Todo o crime já aconteceu, já morreu no tempo. O que vive ainda são as
consequências. O que está ao alcance dos sentidos são objetos, documentos e
testemunhas. Reflexos, portanto. O julgador, por consequência, faz perguntas ao
passado. Quer que o que já se foi se apresente pela boca de quem viu e pela
materialidade das provas do que já passou.
O que já passou
deixa apenas vestígios e interpretações.
A questão é que
os vestígios e as interpretações estão sujeitos ao tempo social. Tanto é verdade que não é possível julgar um
crime passado, quando a lei já não reconhece mais o evento como crime. Inúmeras
vezes o hoje absolve o ontem. Só há
crime quando alguém pergunta por ele e a sociedade o aponta. O crime é uma construção social. O mais interessante é que quem pergunta pelo
crime, já tem ideia dele, já tem uma interpretação sobre o fenômeno. Só por
isso pode perguntar por ele, só por isso pode reconhecê-lo. Não raro, o
julgador pergunta pelo crime e a sociedade não o aponta, não o reconhece
mais. É o caso do conservador num
ambiente liberal.
O observador
está presente no objeto observado. Eis a luta pela objetividade do julgador.
Percebe-se que
o julgador não é neutro. Ele é alguém que tem história, que se constituiu numa
cultura. Entretanto, há salvaguardas processuais que o orientam e o mantém
equidistante das partes. Mas não é, a equidistância, algo natural no ser
humano. É preciso empenho e disciplina. Cabe ao julgador precavido se manter
dentro das normas processuais.
O magistrado
que quer ser imparcial, busca nas provas uma certeza. A certeza de que fez o
possível para interpretar os fatos com a objetividade possível, para se
convencer sem se basear em favoritismos. O juiz faz o seu melhor para se manter
equidistante das partes. Ele deve convencer os envolvidos na lide e também a
coletividade. Convencer da sua genuína vontade de ser imparcial e justo.
É uma questão
de ser e parecer ser.
Não concordo
que o juiz se coloque acima das partes como órgão desinteressado. Entendo que
sendo parte tanto quanto os réus o são, é um cidadão igual aos demais.
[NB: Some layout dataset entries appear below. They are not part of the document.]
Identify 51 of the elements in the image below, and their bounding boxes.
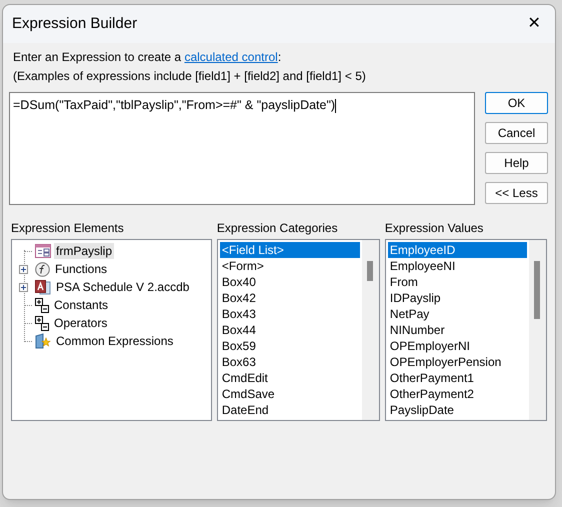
list-item[interactable]: EmployeeID bbox=[388, 242, 527, 258]
list-item[interactable]: NetPay bbox=[388, 306, 527, 322]
tree-item[interactable]: PSA Schedule V 2.accdb bbox=[54, 279, 192, 295]
tree-item[interactable]: Operators bbox=[52, 315, 110, 331]
section-label: Expression Elements bbox=[11, 221, 125, 236]
dialog-button[interactable]: OK bbox=[485, 92, 548, 114]
plus-minus-icon bbox=[35, 298, 49, 312]
calculated-control-link[interactable]: calculated control bbox=[184, 50, 278, 64]
list-item[interactable]: OtherPayment2 bbox=[388, 386, 527, 402]
list-item[interactable]: IDPayslip bbox=[388, 290, 527, 306]
window-title: Expression Builder bbox=[12, 14, 138, 34]
list-item[interactable]: OPEmployerNI bbox=[388, 338, 527, 354]
list-item[interactable]: Box59 bbox=[220, 338, 360, 354]
tree-item[interactable]: Common Expressions bbox=[54, 333, 176, 349]
instruction-text: Enter an Expression to create a calculated control: bbox=[13, 49, 282, 66]
dialog-button[interactable]: << Less bbox=[485, 182, 548, 204]
section-label: Expression Values bbox=[384, 221, 484, 236]
dialog-button[interactable]: Cancel bbox=[485, 122, 548, 144]
list-item[interactable]: OtherPayment1 bbox=[388, 370, 527, 386]
list-item[interactable]: From bbox=[388, 274, 527, 290]
expression-field[interactable]: =DSum("TaxPaid","tblPayslip","From>=#" & "payslipDate") bbox=[9, 92, 475, 205]
list-item[interactable]: OPEmployerPension bbox=[388, 354, 527, 370]
dialog-button[interactable]: Help bbox=[485, 152, 548, 174]
function-icon bbox=[35, 262, 50, 276]
list-item[interactable]: CmdSave bbox=[220, 386, 360, 402]
scrollbar-thumb[interactable] bbox=[366, 261, 373, 281]
list-item[interactable]: Box63 bbox=[220, 354, 360, 370]
expand-toggle[interactable] bbox=[19, 264, 28, 274]
list-item[interactable]: DateEnd bbox=[220, 402, 360, 418]
plus-minus-icon bbox=[35, 316, 49, 330]
list-item[interactable]: PayslipDate bbox=[388, 402, 527, 418]
database-icon bbox=[35, 280, 51, 294]
close-button[interactable]: ✕ bbox=[519, 11, 549, 37]
book-star-icon bbox=[35, 333, 51, 349]
tree-item[interactable]: frmPayslip bbox=[54, 243, 114, 259]
list-item[interactable]: Box44 bbox=[220, 322, 360, 338]
list-item[interactable]: <Form> bbox=[220, 258, 360, 274]
expand-toggle[interactable] bbox=[19, 282, 28, 292]
list-item[interactable]: Box40 bbox=[220, 274, 360, 290]
list-item[interactable]: NINumber bbox=[388, 322, 527, 338]
examples-text: (Examples of expressions include [field1] + [field2] and [field1] < 5) bbox=[13, 68, 367, 85]
tree-item[interactable]: Functions bbox=[53, 261, 110, 277]
section-label: Expression Categories bbox=[216, 221, 339, 236]
form-icon bbox=[35, 244, 51, 258]
list-item[interactable]: Box43 bbox=[220, 306, 360, 322]
list-item[interactable]: CmdEdit bbox=[220, 370, 360, 386]
tree-item[interactable]: Constants bbox=[52, 297, 110, 313]
scrollbar-thumb[interactable] bbox=[534, 261, 540, 319]
list-item[interactable]: <Field List> bbox=[220, 242, 360, 258]
list-item[interactable]: EmployeeNI bbox=[388, 258, 527, 274]
list-item[interactable]: Box42 bbox=[220, 290, 360, 306]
Entretanto, o Estado e a sociedade
exigem do julgador mais do que exige dos demais.
O juiz é um
igual com poder/dever desigual.
Não há juiz
naturalmente imparcial, como se depreende dos parágrafos anteriores. O juiz que
é ético e domina sua técnica, sabe-se em constante luta para se distanciar do
fenômeno que julga. Quanto mais se aproxima afetivamente do caso, mais a luta
se intensifica. Imparcialidade significa
manter esta luta. Portanto, não há juiz imparcial sem esforço. É uma luta. Nela
não pode haver paz nem descanso.
Percebe-se que
a segurança jurídica se encontra nesta questão ética. Não está tão ligada assim
ao resultado da demanda. Liga-se mais na confiança da sociedade no esforço do
julgador em se manter imparcial. O julgador deverá transparecer seu esforço
neste sentido.
A sociedade que
julga favoravelmente o julgador é uma sociedade saudável e confiante.
A sociedade é
feita de partes, de grupos, de interesses e preconceitos. Ela pode ser parcial
e preconceituosa. O que não pode acontecer é ela perceber que é julgada por
alguém que tenha comportamento similar ao seu. Ao cidadão é lícito e aceitável
lutar por seus interesses egoísticos, e só o fará de forma segura se souber que
o limite a esta sua luta é o juiz (sempre à procura da sua própria
imparcialidade).
Portanto,
lembremos aos julgadores a importância da sua manifesta e evidente luta contra
suas parcialidades. Se por um lado não
cabe afirmar que o juiz é inumano e absolutamente isento de preconceitos e
afetos, por outro lado, é imperioso trazer à luz a importância da disputa ética
entre os desejos e os interesses pessoais do julgador.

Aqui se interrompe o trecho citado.